■ The disinflation in recent years has been significantly influenced by the changes in external conditions and sagging domestic aggregate demand. For 2017, inflation is projected to remain at a low level.
○ An empirical analysis found that fluctuations in consumer prices are significantly influenced by domestic aggregate demand pressure shocks while external factors such as international oil prices and global aggregate demand pressure play a major role in the trajectory of domestic inflation.
- In particular, the disinflation since 2015 has been led by the changes in external factors, implying that the recent domestic stagnation and disinflation may have been caused mainly by external factors.
○ Meanwhile, given the macroeconomic conditions at home and abroad, Korea’s inflation is expected to stand at a low 1%-range, still hovering below the target.
■ Therefore, monetary policies should maintain an easing stance and active countermeasures against downward economic and inflationary pressure should be implemented when necessary.
○ Oil prices are expected to rise gradually.

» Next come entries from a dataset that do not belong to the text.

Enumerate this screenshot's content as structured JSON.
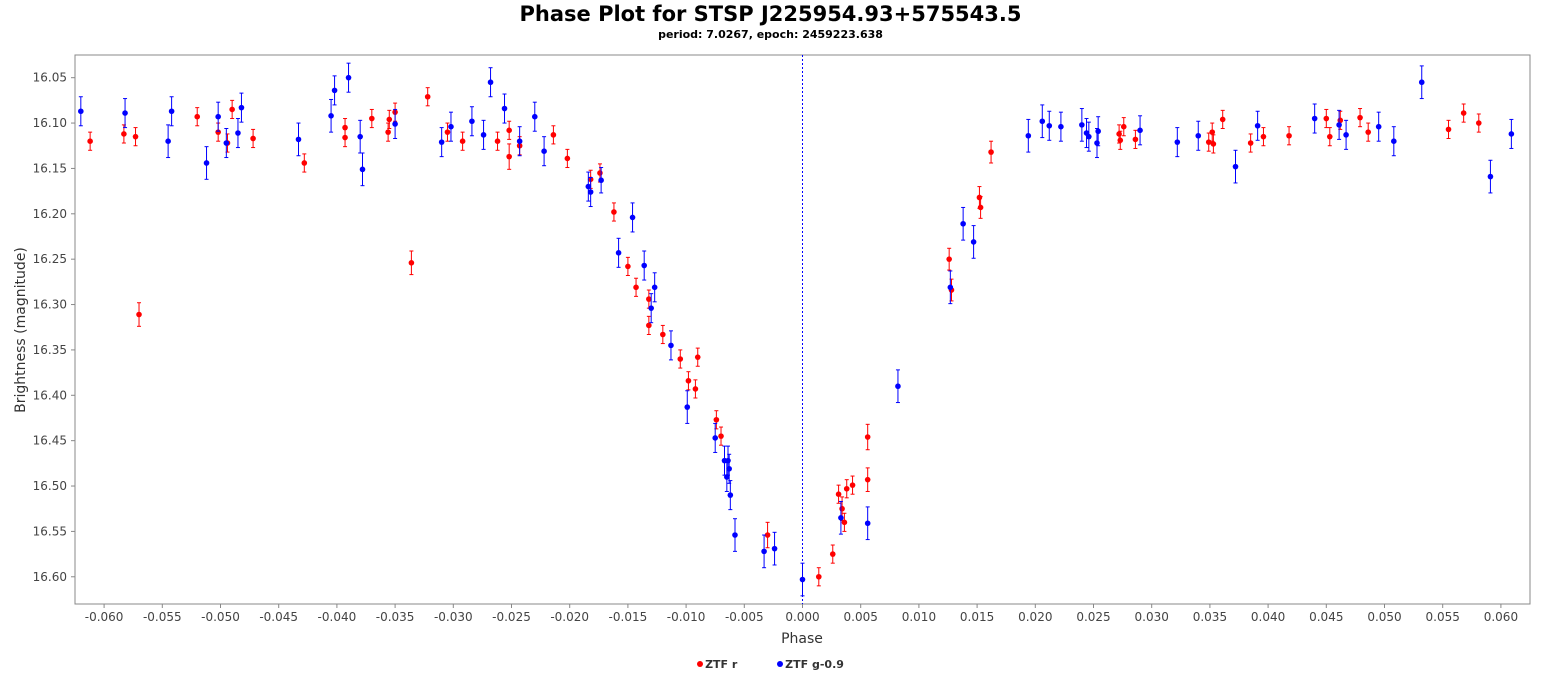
{
  "chart_data": {
    "type": "scatter",
    "title": "Phase Plot for STSP J225954.93+575543.5",
    "subtitle": "period: 7.0267, epoch: 2459223.638",
    "xlabel": "Phase",
    "ylabel": "Brightness (magnitude)",
    "xlim": [
      -0.0625,
      0.0625
    ],
    "ylim": [
      16.025,
      16.63
    ],
    "y_inverted": true,
    "x_ticks": [
      -0.06,
      -0.055,
      -0.05,
      -0.045,
      -0.04,
      -0.035,
      -0.03,
      -0.025,
      -0.02,
      -0.015,
      -0.01,
      -0.005,
      0.0,
      0.005,
      0.01,
      0.015,
      0.02,
      0.025,
      0.03,
      0.035,
      0.04,
      0.045,
      0.05,
      0.055,
      0.06
    ],
    "x_tick_labels": [
      "-0.060",
      "-0.055",
      "-0.050",
      "-0.045",
      "-0.040",
      "-0.035",
      "-0.030",
      "-0.025",
      "-0.020",
      "-0.015",
      "-0.010",
      "-0.005",
      "0.000",
      "0.005",
      "0.010",
      "0.015",
      "0.020",
      "0.025",
      "0.030",
      "0.035",
      "0.040",
      "0.045",
      "0.050",
      "0.055",
      "0.060"
    ],
    "y_ticks": [
      16.05,
      16.1,
      16.15,
      16.2,
      16.25,
      16.3,
      16.35,
      16.4,
      16.45,
      16.5,
      16.55,
      16.6
    ],
    "y_tick_labels": [
      "16.05",
      "16.10",
      "16.15",
      "16.20",
      "16.25",
      "16.30",
      "16.35",
      "16.40",
      "16.45",
      "16.50",
      "16.55",
      "16.60"
    ],
    "vertical_marker": 0.0,
    "grid": false,
    "legend_position": "bottom-center",
    "series": [
      {
        "name": "ZTF r",
        "color": "#ff0000",
        "points": [
          [
            -0.0612,
            16.12
          ],
          [
            -0.0583,
            16.112
          ],
          [
            -0.0573,
            16.115
          ],
          [
            -0.057,
            16.311
          ],
          [
            -0.052,
            16.093
          ],
          [
            -0.0502,
            16.11
          ],
          [
            -0.0494,
            16.122
          ],
          [
            -0.049,
            16.085
          ],
          [
            -0.0472,
            16.117
          ],
          [
            -0.0428,
            16.144
          ],
          [
            -0.0393,
            16.105
          ],
          [
            -0.0393,
            16.116
          ],
          [
            -0.037,
            16.095
          ],
          [
            -0.0356,
            16.11
          ],
          [
            -0.0355,
            16.096
          ],
          [
            -0.035,
            16.088
          ],
          [
            -0.0336,
            16.254
          ],
          [
            -0.0322,
            16.071
          ],
          [
            -0.0305,
            16.11
          ],
          [
            -0.0292,
            16.12
          ],
          [
            -0.0262,
            16.12
          ],
          [
            -0.0252,
            16.108
          ],
          [
            -0.0252,
            16.137
          ],
          [
            -0.0243,
            16.125
          ],
          [
            -0.0214,
            16.113
          ],
          [
            -0.0202,
            16.139
          ],
          [
            -0.0182,
            16.162
          ],
          [
            -0.0174,
            16.155
          ],
          [
            -0.0162,
            16.198
          ],
          [
            -0.015,
            16.258
          ],
          [
            -0.0143,
            16.281
          ],
          [
            -0.0132,
            16.294
          ],
          [
            -0.0132,
            16.323
          ],
          [
            -0.012,
            16.333
          ],
          [
            -0.0105,
            16.36
          ],
          [
            -0.0098,
            16.384
          ],
          [
            -0.0092,
            16.393
          ],
          [
            -0.009,
            16.358
          ],
          [
            -0.0074,
            16.427
          ],
          [
            -0.007,
            16.445
          ],
          [
            -0.003,
            16.554
          ],
          [
            0.0014,
            16.6
          ],
          [
            0.0026,
            16.575
          ],
          [
            0.0031,
            16.509
          ],
          [
            0.0034,
            16.525
          ],
          [
            0.0036,
            16.54
          ],
          [
            0.0038,
            16.503
          ],
          [
            0.0043,
            16.499
          ],
          [
            0.0056,
            16.446
          ],
          [
            0.0056,
            16.493
          ],
          [
            0.0126,
            16.25
          ],
          [
            0.0128,
            16.284
          ],
          [
            0.0152,
            16.182
          ],
          [
            0.0153,
            16.193
          ],
          [
            0.0162,
            16.132
          ],
          [
            0.0272,
            16.112
          ],
          [
            0.0273,
            16.119
          ],
          [
            0.0276,
            16.104
          ],
          [
            0.0286,
            16.118
          ],
          [
            0.0349,
            16.121
          ],
          [
            0.0352,
            16.11
          ],
          [
            0.0353,
            16.123
          ],
          [
            0.0361,
            16.096
          ],
          [
            0.0385,
            16.122
          ],
          [
            0.0396,
            16.115
          ],
          [
            0.0418,
            16.114
          ],
          [
            0.045,
            16.095
          ],
          [
            0.0453,
            16.115
          ],
          [
            0.0462,
            16.097
          ],
          [
            0.0479,
            16.094
          ],
          [
            0.0486,
            16.11
          ],
          [
            0.0555,
            16.107
          ],
          [
            0.0568,
            16.089
          ],
          [
            0.0581,
            16.1
          ]
        ],
        "errors": [
          0.01,
          0.01,
          0.01,
          0.013,
          0.01,
          0.01,
          0.01,
          0.01,
          0.01,
          0.01,
          0.01,
          0.01,
          0.01,
          0.01,
          0.01,
          0.01,
          0.013,
          0.01,
          0.01,
          0.01,
          0.01,
          0.01,
          0.014,
          0.01,
          0.01,
          0.01,
          0.01,
          0.01,
          0.01,
          0.01,
          0.01,
          0.01,
          0.01,
          0.01,
          0.01,
          0.01,
          0.01,
          0.01,
          0.01,
          0.01,
          0.014,
          0.01,
          0.01,
          0.01,
          0.013,
          0.01,
          0.01,
          0.01,
          0.014,
          0.013,
          0.012,
          0.012,
          0.012,
          0.012,
          0.012,
          0.01,
          0.01,
          0.01,
          0.01,
          0.01,
          0.01,
          0.01,
          0.01,
          0.01,
          0.01,
          0.01,
          0.01,
          0.01,
          0.01,
          0.01,
          0.01,
          0.01,
          0.01,
          0.01
        ]
      },
      {
        "name": "ZTF g-0.9",
        "color": "#0000ff",
        "points": [
          [
            -0.062,
            16.087
          ],
          [
            -0.0582,
            16.089
          ],
          [
            -0.0545,
            16.12
          ],
          [
            -0.0542,
            16.087
          ],
          [
            -0.0512,
            16.144
          ],
          [
            -0.0502,
            16.093
          ],
          [
            -0.0495,
            16.122
          ],
          [
            -0.0485,
            16.111
          ],
          [
            -0.0482,
            16.083
          ],
          [
            -0.0433,
            16.118
          ],
          [
            -0.0405,
            16.092
          ],
          [
            -0.0402,
            16.064
          ],
          [
            -0.039,
            16.05
          ],
          [
            -0.038,
            16.115
          ],
          [
            -0.0378,
            16.151
          ],
          [
            -0.035,
            16.101
          ],
          [
            -0.031,
            16.121
          ],
          [
            -0.0302,
            16.104
          ],
          [
            -0.0284,
            16.098
          ],
          [
            -0.0274,
            16.113
          ],
          [
            -0.0268,
            16.055
          ],
          [
            -0.0256,
            16.084
          ],
          [
            -0.0243,
            16.12
          ],
          [
            -0.023,
            16.093
          ],
          [
            -0.0222,
            16.131
          ],
          [
            -0.0184,
            16.17
          ],
          [
            -0.0182,
            16.176
          ],
          [
            -0.0173,
            16.163
          ],
          [
            -0.0158,
            16.243
          ],
          [
            -0.0146,
            16.204
          ],
          [
            -0.0136,
            16.257
          ],
          [
            -0.013,
            16.304
          ],
          [
            -0.0127,
            16.281
          ],
          [
            -0.0113,
            16.345
          ],
          [
            -0.0099,
            16.413
          ],
          [
            -0.0075,
            16.447
          ],
          [
            -0.0067,
            16.472
          ],
          [
            -0.0065,
            16.49
          ],
          [
            -0.0064,
            16.472
          ],
          [
            -0.0063,
            16.481
          ],
          [
            -0.0062,
            16.51
          ],
          [
            -0.0058,
            16.554
          ],
          [
            -0.0033,
            16.572
          ],
          [
            -0.0024,
            16.569
          ],
          [
            0.0,
            16.603
          ],
          [
            0.0033,
            16.535
          ],
          [
            0.0056,
            16.541
          ],
          [
            0.0082,
            16.39
          ],
          [
            0.0127,
            16.281
          ],
          [
            0.0138,
            16.211
          ],
          [
            0.0147,
            16.231
          ],
          [
            0.0194,
            16.114
          ],
          [
            0.0206,
            16.098
          ],
          [
            0.0212,
            16.103
          ],
          [
            0.0222,
            16.104
          ],
          [
            0.024,
            16.102
          ],
          [
            0.0244,
            16.111
          ],
          [
            0.0246,
            16.115
          ],
          [
            0.0253,
            16.122
          ],
          [
            0.0254,
            16.109
          ],
          [
            0.029,
            16.108
          ],
          [
            0.0322,
            16.121
          ],
          [
            0.034,
            16.114
          ],
          [
            0.0372,
            16.148
          ],
          [
            0.0391,
            16.103
          ],
          [
            0.044,
            16.095
          ],
          [
            0.0461,
            16.102
          ],
          [
            0.0467,
            16.113
          ],
          [
            0.0495,
            16.104
          ],
          [
            0.0508,
            16.12
          ],
          [
            0.0532,
            16.055
          ],
          [
            0.0591,
            16.159
          ],
          [
            0.0609,
            16.112
          ]
        ],
        "errors": [
          0.016,
          0.016,
          0.018,
          0.016,
          0.018,
          0.016,
          0.016,
          0.016,
          0.016,
          0.018,
          0.018,
          0.016,
          0.016,
          0.018,
          0.018,
          0.016,
          0.016,
          0.016,
          0.016,
          0.016,
          0.016,
          0.016,
          0.016,
          0.016,
          0.016,
          0.016,
          0.016,
          0.014,
          0.016,
          0.016,
          0.016,
          0.016,
          0.016,
          0.016,
          0.018,
          0.016,
          0.016,
          0.016,
          0.016,
          0.016,
          0.016,
          0.018,
          0.018,
          0.018,
          0.018,
          0.018,
          0.018,
          0.018,
          0.018,
          0.018,
          0.018,
          0.018,
          0.018,
          0.016,
          0.016,
          0.018,
          0.016,
          0.016,
          0.016,
          0.016,
          0.016,
          0.016,
          0.016,
          0.018,
          0.016,
          0.016,
          0.016,
          0.016,
          0.016,
          0.016,
          0.018,
          0.018,
          0.016
        ]
      }
    ]
  }
}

However, the weakening of external and internal demand resulting from the recent stagnation in the domestic economy and a global economy exposed to downside risks from the political uncertainties in the US, amongst others, will most likely limit any gains in Korea’s inflation.

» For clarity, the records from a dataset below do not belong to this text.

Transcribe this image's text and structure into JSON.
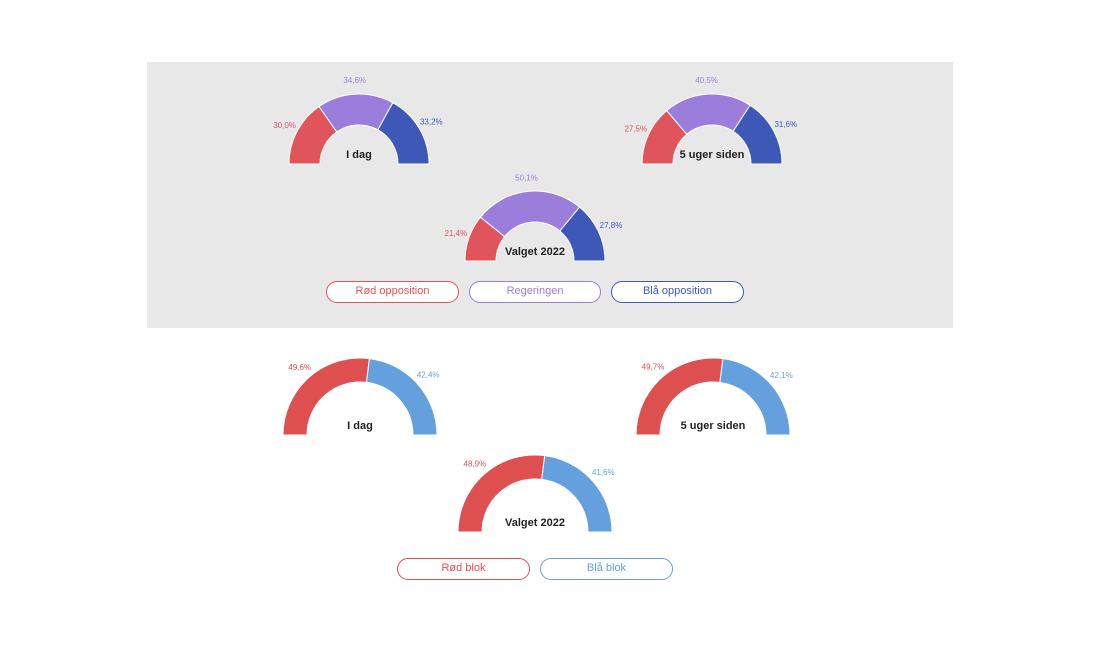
{
  "colors": {
    "panel_bg": "#e8e8e8",
    "red": "#e0545c",
    "purple": "#9b7ddc",
    "blue": "#3e58b8",
    "block_red": "#de5050",
    "block_blue": "#64a0de"
  },
  "chart_data": [
    {
      "type": "gauge",
      "group": "opposition",
      "title": "I dag",
      "series": [
        {
          "name": "Rød opposition",
          "value": 30.0,
          "label": "30,0%"
        },
        {
          "name": "Regeringen",
          "value": 34.6,
          "label": "34,6%"
        },
        {
          "name": "Blå opposition",
          "value": 33.2,
          "label": "33,2%"
        }
      ]
    },
    {
      "type": "gauge",
      "group": "opposition",
      "title": "5 uger siden",
      "series": [
        {
          "name": "Rød opposition",
          "value": 27.5,
          "label": "27,5%"
        },
        {
          "name": "Regeringen",
          "value": 40.5,
          "label": "40,5%"
        },
        {
          "name": "Blå opposition",
          "value": 31.6,
          "label": "31,6%"
        }
      ]
    },
    {
      "type": "gauge",
      "group": "opposition",
      "title": "Valget 2022",
      "series": [
        {
          "name": "Rød opposition",
          "value": 21.4,
          "label": "21,4%"
        },
        {
          "name": "Regeringen",
          "value": 50.1,
          "label": "50,1%"
        },
        {
          "name": "Blå opposition",
          "value": 27.8,
          "label": "27,8%"
        }
      ]
    },
    {
      "type": "gauge",
      "group": "blok",
      "title": "I dag",
      "series": [
        {
          "name": "Rød blok",
          "value": 49.6,
          "label": "49,6%"
        },
        {
          "name": "Blå blok",
          "value": 42.4,
          "label": "42,4%"
        }
      ]
    },
    {
      "type": "gauge",
      "group": "blok",
      "title": "5 uger siden",
      "series": [
        {
          "name": "Rød blok",
          "value": 49.7,
          "label": "49,7%"
        },
        {
          "name": "Blå blok",
          "value": 42.1,
          "label": "42,1%"
        }
      ]
    },
    {
      "type": "gauge",
      "group": "blok",
      "title": "Valget 2022",
      "series": [
        {
          "name": "Rød blok",
          "value": 48.9,
          "label": "48,9%"
        },
        {
          "name": "Blå blok",
          "value": 41.6,
          "label": "41,6%"
        }
      ]
    }
  ],
  "legend_top": {
    "red": "Rød opposition",
    "purple": "Regeringen",
    "blue": "Blå opposition"
  },
  "legend_bottom": {
    "red": "Rød blok",
    "blue": "Blå blok"
  }
}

○ To tackle the prolonged period of low inflation, the monetary authorities should implement active measures to increase inflation according to inflationary prospects and economic changes.
- With Korea’s long-term interest rates projected to rise, domestic monetary policies should be further eased to tackle any mismatch between inflation and interest rate as the resultant increase in the real interest rate could drag down the overall economy.
- If inflation reaches the target, this could mitigate the downward pressure on asset prices, helping the real estate economy to have a soft-landing.